O IPCA de julho marcou 0,07%, acima das estimativas que apontavam variação próxima de zero e bem acima da leitura negativa de -0,02% prevista pela consensus. A leitura anual, porém, recuou para 4,44%, ante 4,64% de junho, puxada por itens voláteis como alimentação e higiene. Mesmo com esse desvio mensal, o núcleo da inflação manteve desaceleração, sugerindo uma pressão menor no longo prazo.
No câmbio e na bolsa, a saída de capitais estrangeiros ganhou força em agosto. Foram bancos de R$ 3,3 bilhões retirados do mercado à vista e R$ 4,4 bilhões de contratos futuros, ajudando a manter o Ibovespa atrás de seus pares internacionais. O saldo de investidores não residentes no mercado à vista em 2026 caiu para R$ 37,8 bilhões, muito abaixo do pico de R$ 69,1 bilhões registrado em abril.

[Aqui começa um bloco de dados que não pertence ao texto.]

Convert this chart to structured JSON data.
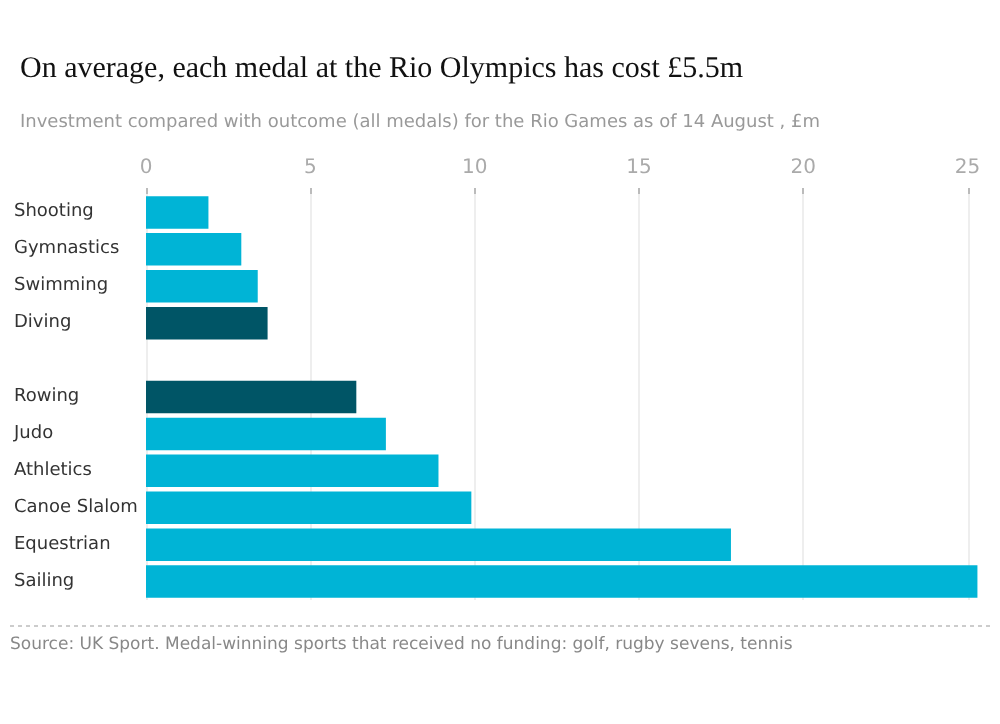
{
  "chart_data": {
    "type": "bar",
    "orientation": "horizontal",
    "title": "On average, each medal at the Rio Olympics has cost £5.5m",
    "subtitle": "Investment compared with outcome (all medals) for the Rio Games as of 14 August , £m",
    "categories": [
      "Shooting",
      "Gymnastics",
      "Swimming",
      "Diving",
      null,
      "Rowing",
      "Judo",
      "Athletics",
      "Canoe Slalom",
      "Equestrian",
      "Sailing"
    ],
    "values": [
      1.9,
      2.9,
      3.4,
      3.7,
      null,
      6.4,
      7.3,
      8.9,
      9.9,
      17.8,
      25.3
    ],
    "colors": [
      "#00b4d6",
      "#00b4d6",
      "#00b4d6",
      "#005566",
      null,
      "#005566",
      "#00b4d6",
      "#00b4d6",
      "#00b4d6",
      "#00b4d6",
      "#00b4d6"
    ],
    "xlim": [
      0,
      25.5
    ],
    "xticks": [
      0,
      5,
      10,
      15,
      20,
      25
    ],
    "grid": "x",
    "annotations": [
      "Source: UK Sport. Medal-winning sports that received no funding: golf, rugby sevens, tennis"
    ]
  }
}
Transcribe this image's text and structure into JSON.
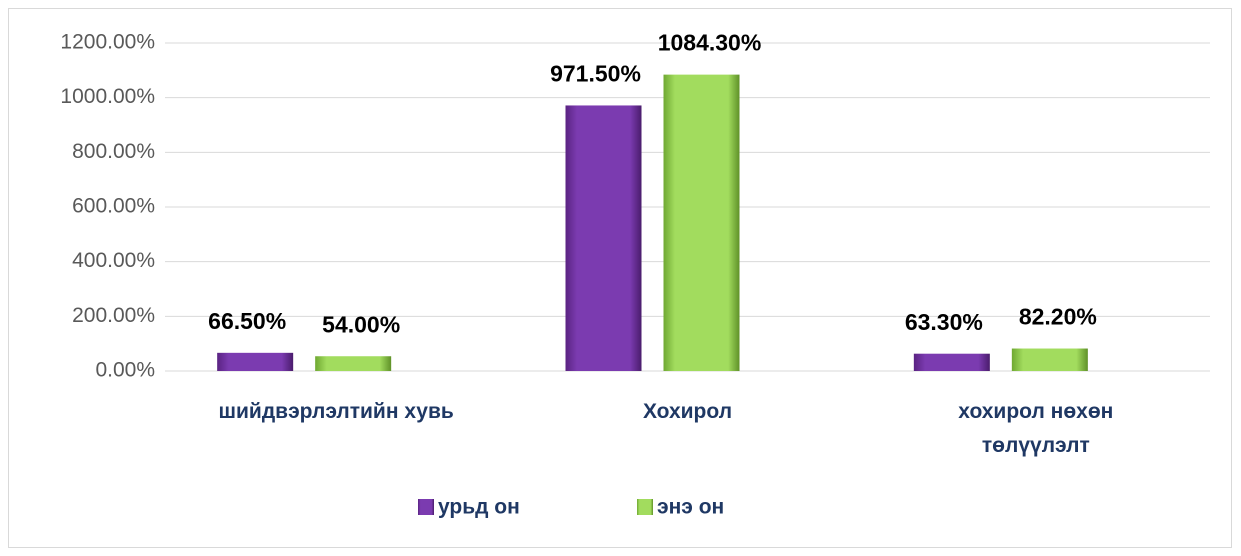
{
  "chart_data": {
    "type": "bar",
    "categories": [
      "шийдвэрлэлтийн хувь",
      "Хохирол",
      "хохирол нөхөн төлүүлэлт"
    ],
    "series": [
      {
        "name": "урьд он",
        "color": "#7030a0",
        "values": [
          66.5,
          971.5,
          63.3
        ],
        "value_labels": [
          "66.50%",
          "971.50%",
          "63.30%"
        ]
      },
      {
        "name": "энэ он",
        "color": "#92d050",
        "values": [
          54.0,
          1084.3,
          82.2
        ],
        "value_labels": [
          "54.00%",
          "1084.30%",
          "82.20%"
        ]
      }
    ],
    "ylim": [
      0,
      1200
    ],
    "yticks": [
      {
        "value": 0,
        "label": "0.00%"
      },
      {
        "value": 200,
        "label": "200.00%"
      },
      {
        "value": 400,
        "label": "400.00%"
      },
      {
        "value": 600,
        "label": "600.00%"
      },
      {
        "value": 800,
        "label": "800.00%"
      },
      {
        "value": 1000,
        "label": "1000.00%"
      },
      {
        "value": 1200,
        "label": "1200.00%"
      }
    ],
    "grid": true,
    "legend": "bottom"
  }
}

No campo hiperconectado da IA, os aportes massivos continuam firmes. Grandes empresas de tecnologia mantêm a aposta na infraestrutura de IA, com fundamentos de faturamento previsíveis e contratos que asseguram o uso futuro da capacidade instalada. Esse cenário sustenta as linhas de produção das hyperscalers, mesmo diante de dúvidas sobre retorno imediato de caixa, e reforça a narrativa de inovação como motor de rentabilidade a longo prazo.
Ações internacionais e efeitos no mercado local: a recuperação de ativos ligados a chips na Coreia do Sul, com ganhos de até 22% em pouco tempo, ilustra a sensibilidade do mercado a ciclos de tecnologia e semiconductores. No Brasil, a assimetria entre impacto local e global segue dependente da agenda corporativa externa, com balanços do 2T26 ganhando protagonismo ao lado de indicadores macro.
Desempenho corporativo brasileiro: a Gerdau (GGBR4) tem trajetória de alta, próxima de 20% neste ano, apoiada pela expansão dos negócios na América do Norte, ainda que o consumo interno permaneça volátil. A companhia trabalha para sustentar margens com ajustes operacionais, diante de um cenário doméstico desafiador para a indústria siderúrgica.
Resultados do 2T26: no conjunto, o Banco do Brasil (BBAS3) apresentou lucro acima das expectativas, mas o mercado ainda observa o desgaste da qualidade de crédito para pessoas físicas. Já a CURY3 trouxe métricas sólidas, com leve superávit de faturamento e rentabilidade bruta acima do esperado, apoiando uma leitura mais positiva para o setor de consumo e serviços.
À medida que os dados chegam, o mercado segue monitorando a combinação entre inflação, fluxos de capitais e a qualidade dos balanços corporativos, buscando sinais de retomada mais firme para o segundo semestre. E você, o que acha que vai puxar o Ibovespa nos próximos meses: inflação sob controle, novas divulgações de balanços ou avanços do setor de IA? Compartilhe sua visão nos comentários.